Having fought back from double knee surgery, the 26-year-old freely admits that he does not want it to end now.
"I worked so hard to get back. And it looks like I'm going to have to wait another year to be here," he told BBC WM.
"Just when I was starting to find my feet and feel like a Premier League player... It's what you dream about as a little boy - to play in the best league in the world.
"Then I got injured just when I'd worked so hard to get to here and that was the toughest time of my life."
Nine points adrift of safety, five wins from their last five games could yet save them.
But, as Kightly admits with a wry smile, the odds of Wolves winning at Sunderland on Saturday, then doing the same at Swansea and Wigan, while also beating title-chasing Manchester City as well as Everton at home, are rather long.
Since Mick McCarthy's men beat Sunderland at Molineux on 4 December, Wolves have won just once in 21 matches, at 10-man QPR in February.
Following McCarthy's exit in the wake of the 5-1 home defeat in the Black Country derby a week later, things have got even worse.
Turned down by Walter Smith and Alan Curbishley, and put off by the fans' reaction to Steve Bruce, the board turned to McCarthy's right-hand man Terry Connor, who has managed just one point out of a possible 21.
"It's difficult to say yes we can win our last five when I know we've only won five games all season," Kightly said. "But I do believe we could pick up points.
"Whether that's going to be enough that's another thing."
If the end does come sooner rather than later for Wolves, at least there is light at the end of the tunnel for Kightly, who privately wondered if he would ever play again after the best part of two years out following surgery to correct tendonitis in both his patellae.
"The mind's a massive thing in football," points out the seven-time capped former England Under-21 international, who even had Manchester United interested in him when McCarthy first lured him to Molineux from non-league Grays Athletic in November 2006.
"When you've been injured for as long as I was, you doubt yourself when you come back.
"You're not quite as sharp and you're not as strong as you were and you wonder whether you're up to the pace."
The key for Kightly was spending the best part of three months out on loan in the Championship with Sean Dyche's Watford, where he proved that he was on his way back.
"I owe Watford a heck of a lot," he said. "That loan spell helped me massively.
"They were the best club I could have gone to.

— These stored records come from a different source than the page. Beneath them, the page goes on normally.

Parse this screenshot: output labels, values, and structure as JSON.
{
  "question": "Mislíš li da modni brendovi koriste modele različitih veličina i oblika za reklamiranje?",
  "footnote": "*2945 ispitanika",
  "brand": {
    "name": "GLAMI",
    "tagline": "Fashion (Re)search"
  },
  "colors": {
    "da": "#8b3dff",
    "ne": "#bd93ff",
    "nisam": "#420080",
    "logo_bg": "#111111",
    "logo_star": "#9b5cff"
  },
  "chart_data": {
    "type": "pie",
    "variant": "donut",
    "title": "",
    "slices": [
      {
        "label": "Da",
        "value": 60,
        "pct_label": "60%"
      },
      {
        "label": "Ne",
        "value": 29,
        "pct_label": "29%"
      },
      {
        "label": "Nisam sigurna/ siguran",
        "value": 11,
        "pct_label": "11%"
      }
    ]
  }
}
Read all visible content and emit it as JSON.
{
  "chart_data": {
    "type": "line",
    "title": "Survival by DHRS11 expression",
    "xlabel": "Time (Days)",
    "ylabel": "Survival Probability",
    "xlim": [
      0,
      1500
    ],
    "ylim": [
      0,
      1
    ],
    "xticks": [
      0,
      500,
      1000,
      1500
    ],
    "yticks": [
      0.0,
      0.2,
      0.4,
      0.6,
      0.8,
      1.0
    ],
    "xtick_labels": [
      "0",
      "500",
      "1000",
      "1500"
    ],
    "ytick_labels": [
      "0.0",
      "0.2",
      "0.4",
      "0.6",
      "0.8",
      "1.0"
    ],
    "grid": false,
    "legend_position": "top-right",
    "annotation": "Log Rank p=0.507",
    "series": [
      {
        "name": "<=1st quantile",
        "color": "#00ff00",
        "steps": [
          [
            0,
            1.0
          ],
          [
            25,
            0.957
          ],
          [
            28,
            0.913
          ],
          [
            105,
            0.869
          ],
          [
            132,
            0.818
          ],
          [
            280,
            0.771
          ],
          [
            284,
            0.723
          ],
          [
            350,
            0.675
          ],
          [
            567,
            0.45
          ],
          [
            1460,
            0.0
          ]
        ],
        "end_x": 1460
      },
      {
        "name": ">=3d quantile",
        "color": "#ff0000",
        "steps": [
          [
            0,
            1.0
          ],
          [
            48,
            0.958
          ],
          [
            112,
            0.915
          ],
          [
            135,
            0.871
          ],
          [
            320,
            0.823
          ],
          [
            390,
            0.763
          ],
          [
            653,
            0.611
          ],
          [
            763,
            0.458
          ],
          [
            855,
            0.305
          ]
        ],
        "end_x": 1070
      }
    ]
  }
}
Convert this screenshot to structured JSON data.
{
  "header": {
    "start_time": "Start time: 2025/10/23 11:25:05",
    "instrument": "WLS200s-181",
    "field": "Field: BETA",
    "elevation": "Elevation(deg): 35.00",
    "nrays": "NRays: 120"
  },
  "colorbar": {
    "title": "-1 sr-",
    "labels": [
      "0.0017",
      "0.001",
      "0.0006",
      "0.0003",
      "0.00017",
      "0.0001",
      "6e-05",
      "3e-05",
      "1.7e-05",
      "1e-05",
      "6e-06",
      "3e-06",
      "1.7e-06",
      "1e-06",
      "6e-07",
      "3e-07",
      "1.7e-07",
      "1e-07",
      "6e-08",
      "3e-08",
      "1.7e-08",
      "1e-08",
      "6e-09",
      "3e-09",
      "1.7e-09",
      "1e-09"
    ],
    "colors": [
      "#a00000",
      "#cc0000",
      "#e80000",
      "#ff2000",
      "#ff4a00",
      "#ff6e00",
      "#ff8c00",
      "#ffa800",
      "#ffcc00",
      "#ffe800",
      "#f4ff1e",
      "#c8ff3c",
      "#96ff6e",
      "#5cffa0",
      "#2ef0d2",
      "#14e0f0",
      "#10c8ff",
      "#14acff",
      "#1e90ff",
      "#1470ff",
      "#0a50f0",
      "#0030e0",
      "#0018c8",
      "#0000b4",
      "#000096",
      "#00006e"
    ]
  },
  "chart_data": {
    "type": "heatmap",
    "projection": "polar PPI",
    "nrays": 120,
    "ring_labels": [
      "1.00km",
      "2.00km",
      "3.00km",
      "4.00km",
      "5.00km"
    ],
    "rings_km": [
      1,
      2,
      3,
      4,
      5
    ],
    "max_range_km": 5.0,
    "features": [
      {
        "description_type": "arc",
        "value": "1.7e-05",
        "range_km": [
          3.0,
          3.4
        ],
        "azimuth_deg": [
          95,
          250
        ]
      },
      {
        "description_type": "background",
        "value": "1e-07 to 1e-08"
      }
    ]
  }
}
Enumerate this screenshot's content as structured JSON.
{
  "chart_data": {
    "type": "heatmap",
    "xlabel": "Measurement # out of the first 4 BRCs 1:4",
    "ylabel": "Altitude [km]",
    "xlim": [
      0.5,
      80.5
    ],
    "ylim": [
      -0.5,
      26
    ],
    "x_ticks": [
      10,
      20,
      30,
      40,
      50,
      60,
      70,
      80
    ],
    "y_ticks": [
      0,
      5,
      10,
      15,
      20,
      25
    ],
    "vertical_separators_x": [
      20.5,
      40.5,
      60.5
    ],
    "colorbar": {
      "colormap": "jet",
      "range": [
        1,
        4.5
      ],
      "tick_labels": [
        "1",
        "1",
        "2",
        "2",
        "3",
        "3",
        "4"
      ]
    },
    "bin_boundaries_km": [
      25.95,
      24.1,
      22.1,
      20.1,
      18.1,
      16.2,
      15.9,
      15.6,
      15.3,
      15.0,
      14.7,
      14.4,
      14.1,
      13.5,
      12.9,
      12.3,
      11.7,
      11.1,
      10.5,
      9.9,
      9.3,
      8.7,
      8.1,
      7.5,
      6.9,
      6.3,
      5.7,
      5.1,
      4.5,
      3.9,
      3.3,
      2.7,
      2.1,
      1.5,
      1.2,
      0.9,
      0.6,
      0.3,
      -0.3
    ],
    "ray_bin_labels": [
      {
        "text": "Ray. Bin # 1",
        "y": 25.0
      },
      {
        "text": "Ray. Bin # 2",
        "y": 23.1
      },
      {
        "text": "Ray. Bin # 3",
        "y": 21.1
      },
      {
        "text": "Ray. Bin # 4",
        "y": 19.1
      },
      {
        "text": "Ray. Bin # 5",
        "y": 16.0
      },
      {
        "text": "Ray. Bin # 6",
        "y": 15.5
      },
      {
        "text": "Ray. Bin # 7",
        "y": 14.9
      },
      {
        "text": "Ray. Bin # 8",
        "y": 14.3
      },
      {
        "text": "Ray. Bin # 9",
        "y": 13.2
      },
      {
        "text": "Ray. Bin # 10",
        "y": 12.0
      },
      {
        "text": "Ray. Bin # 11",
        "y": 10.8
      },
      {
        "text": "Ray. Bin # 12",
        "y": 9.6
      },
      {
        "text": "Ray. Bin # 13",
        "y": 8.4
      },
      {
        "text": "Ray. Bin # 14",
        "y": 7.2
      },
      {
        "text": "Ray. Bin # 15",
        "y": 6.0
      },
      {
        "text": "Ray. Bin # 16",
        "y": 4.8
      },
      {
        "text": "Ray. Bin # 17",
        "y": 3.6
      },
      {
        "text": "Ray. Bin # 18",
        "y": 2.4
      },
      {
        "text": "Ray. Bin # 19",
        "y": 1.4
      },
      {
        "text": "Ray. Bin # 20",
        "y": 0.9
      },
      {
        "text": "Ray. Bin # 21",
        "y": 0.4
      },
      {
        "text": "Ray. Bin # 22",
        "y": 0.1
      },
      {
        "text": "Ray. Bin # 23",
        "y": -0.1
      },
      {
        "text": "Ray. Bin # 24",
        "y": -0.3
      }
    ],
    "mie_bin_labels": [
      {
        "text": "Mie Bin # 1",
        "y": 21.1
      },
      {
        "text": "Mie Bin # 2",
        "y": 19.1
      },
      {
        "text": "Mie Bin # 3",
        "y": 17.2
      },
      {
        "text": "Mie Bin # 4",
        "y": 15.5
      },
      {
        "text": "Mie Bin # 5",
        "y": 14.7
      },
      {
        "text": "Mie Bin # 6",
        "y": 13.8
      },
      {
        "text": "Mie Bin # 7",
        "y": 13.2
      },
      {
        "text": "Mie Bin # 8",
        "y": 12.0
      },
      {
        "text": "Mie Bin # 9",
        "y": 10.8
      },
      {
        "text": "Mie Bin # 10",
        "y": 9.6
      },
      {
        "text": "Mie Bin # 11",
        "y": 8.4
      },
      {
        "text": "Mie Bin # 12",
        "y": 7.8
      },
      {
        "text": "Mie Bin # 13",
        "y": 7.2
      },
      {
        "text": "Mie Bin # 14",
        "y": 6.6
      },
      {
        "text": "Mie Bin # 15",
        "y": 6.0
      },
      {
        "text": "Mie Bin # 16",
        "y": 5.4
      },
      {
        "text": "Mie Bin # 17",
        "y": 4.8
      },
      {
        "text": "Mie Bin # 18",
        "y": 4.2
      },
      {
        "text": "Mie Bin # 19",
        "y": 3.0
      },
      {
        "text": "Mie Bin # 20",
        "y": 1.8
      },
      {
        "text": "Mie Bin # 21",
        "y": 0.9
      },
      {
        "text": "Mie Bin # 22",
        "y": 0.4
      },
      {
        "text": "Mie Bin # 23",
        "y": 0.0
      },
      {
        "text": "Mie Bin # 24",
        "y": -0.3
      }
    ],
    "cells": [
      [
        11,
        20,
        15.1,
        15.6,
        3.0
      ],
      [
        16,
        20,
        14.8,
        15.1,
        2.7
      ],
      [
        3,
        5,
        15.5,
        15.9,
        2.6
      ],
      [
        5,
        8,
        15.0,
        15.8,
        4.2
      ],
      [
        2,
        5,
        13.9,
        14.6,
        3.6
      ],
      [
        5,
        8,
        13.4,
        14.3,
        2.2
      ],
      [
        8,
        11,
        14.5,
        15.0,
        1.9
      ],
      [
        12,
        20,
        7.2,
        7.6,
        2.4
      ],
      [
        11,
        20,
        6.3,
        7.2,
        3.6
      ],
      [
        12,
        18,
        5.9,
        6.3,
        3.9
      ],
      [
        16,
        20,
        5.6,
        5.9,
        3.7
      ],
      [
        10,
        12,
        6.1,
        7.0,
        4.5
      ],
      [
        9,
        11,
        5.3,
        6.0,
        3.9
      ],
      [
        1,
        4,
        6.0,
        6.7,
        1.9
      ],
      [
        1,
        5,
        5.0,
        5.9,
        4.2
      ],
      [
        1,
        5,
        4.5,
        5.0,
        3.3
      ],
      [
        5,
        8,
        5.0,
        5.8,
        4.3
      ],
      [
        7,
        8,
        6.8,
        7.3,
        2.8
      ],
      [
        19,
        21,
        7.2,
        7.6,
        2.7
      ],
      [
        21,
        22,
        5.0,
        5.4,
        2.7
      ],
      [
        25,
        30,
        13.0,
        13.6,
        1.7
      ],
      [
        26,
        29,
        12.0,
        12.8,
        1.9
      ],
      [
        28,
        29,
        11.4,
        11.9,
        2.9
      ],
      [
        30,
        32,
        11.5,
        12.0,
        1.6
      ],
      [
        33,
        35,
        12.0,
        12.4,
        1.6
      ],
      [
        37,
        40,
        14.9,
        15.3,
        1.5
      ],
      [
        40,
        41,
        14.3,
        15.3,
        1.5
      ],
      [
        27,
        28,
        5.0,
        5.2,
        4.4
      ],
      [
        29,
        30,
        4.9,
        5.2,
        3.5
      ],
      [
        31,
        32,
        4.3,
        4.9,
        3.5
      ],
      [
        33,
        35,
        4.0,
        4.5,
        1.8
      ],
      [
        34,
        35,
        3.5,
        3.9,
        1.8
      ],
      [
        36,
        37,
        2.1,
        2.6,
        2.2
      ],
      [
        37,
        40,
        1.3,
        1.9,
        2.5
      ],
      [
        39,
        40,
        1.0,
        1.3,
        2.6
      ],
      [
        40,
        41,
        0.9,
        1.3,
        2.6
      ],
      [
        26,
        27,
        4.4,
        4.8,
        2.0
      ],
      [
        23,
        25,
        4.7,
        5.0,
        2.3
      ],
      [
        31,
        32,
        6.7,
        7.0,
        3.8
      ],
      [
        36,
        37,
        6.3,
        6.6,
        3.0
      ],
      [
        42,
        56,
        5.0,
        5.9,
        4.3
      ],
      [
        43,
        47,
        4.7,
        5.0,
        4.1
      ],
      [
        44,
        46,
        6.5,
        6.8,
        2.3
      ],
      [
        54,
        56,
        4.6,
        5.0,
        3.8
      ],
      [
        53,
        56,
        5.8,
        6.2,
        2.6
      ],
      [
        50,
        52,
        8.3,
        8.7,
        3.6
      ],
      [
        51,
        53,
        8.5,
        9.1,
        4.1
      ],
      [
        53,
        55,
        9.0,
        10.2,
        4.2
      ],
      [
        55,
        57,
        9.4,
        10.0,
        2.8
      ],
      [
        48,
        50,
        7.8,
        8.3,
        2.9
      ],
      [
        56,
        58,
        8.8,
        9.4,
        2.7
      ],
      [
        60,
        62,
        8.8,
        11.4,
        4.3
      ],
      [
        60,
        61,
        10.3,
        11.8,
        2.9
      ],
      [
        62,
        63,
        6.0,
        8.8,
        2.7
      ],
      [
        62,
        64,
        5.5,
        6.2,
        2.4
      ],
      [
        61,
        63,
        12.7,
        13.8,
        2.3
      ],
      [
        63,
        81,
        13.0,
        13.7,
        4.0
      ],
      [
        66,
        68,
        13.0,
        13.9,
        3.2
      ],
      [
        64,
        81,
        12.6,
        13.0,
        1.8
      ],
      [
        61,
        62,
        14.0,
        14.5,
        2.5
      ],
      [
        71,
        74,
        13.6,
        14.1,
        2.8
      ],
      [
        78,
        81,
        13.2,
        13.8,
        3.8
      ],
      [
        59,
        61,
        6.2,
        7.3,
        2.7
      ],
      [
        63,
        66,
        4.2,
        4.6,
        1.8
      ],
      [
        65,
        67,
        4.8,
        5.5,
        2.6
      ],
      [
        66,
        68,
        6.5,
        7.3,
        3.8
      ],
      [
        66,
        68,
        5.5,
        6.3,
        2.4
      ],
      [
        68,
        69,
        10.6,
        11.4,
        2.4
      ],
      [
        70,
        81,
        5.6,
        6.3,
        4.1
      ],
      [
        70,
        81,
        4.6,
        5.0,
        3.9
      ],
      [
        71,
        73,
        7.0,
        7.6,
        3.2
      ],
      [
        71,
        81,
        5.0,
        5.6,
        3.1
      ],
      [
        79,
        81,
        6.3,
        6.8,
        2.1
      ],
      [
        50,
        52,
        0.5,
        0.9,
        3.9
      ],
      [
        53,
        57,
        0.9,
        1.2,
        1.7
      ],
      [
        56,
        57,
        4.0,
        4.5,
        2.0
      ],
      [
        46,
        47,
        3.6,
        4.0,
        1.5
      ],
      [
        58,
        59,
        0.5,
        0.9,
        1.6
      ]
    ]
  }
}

I played under a great manager there in Sean Dyche. In fact, I was surprised at just how good he was. He handles his players brilliantly and it was perfect for me to go there and play my football.
"I probably wouldn't be playing as well as I am now if it wasn't Watford.
"Towards the end of my spell there, I felt as good as I had done and feel like I'm a better player than I was before my injury.
"I came back here and scored against Villa early on and feel like I've done all right. And I feel like there's a lot more to come.
"It's not nice losing every week and to get relegated and have that on your CV, it's there for life.
"There's a lot of good players in that dressing room but it just hasn't been our season.
"But I proved I can play in the Championship and I think I've proved I can now play in the Premier League.
"Now I'm two years older than I was, another couple of years and hopefully I'll be at my peak. And I just want to stay injury free and still hopefully have many good years in front of me."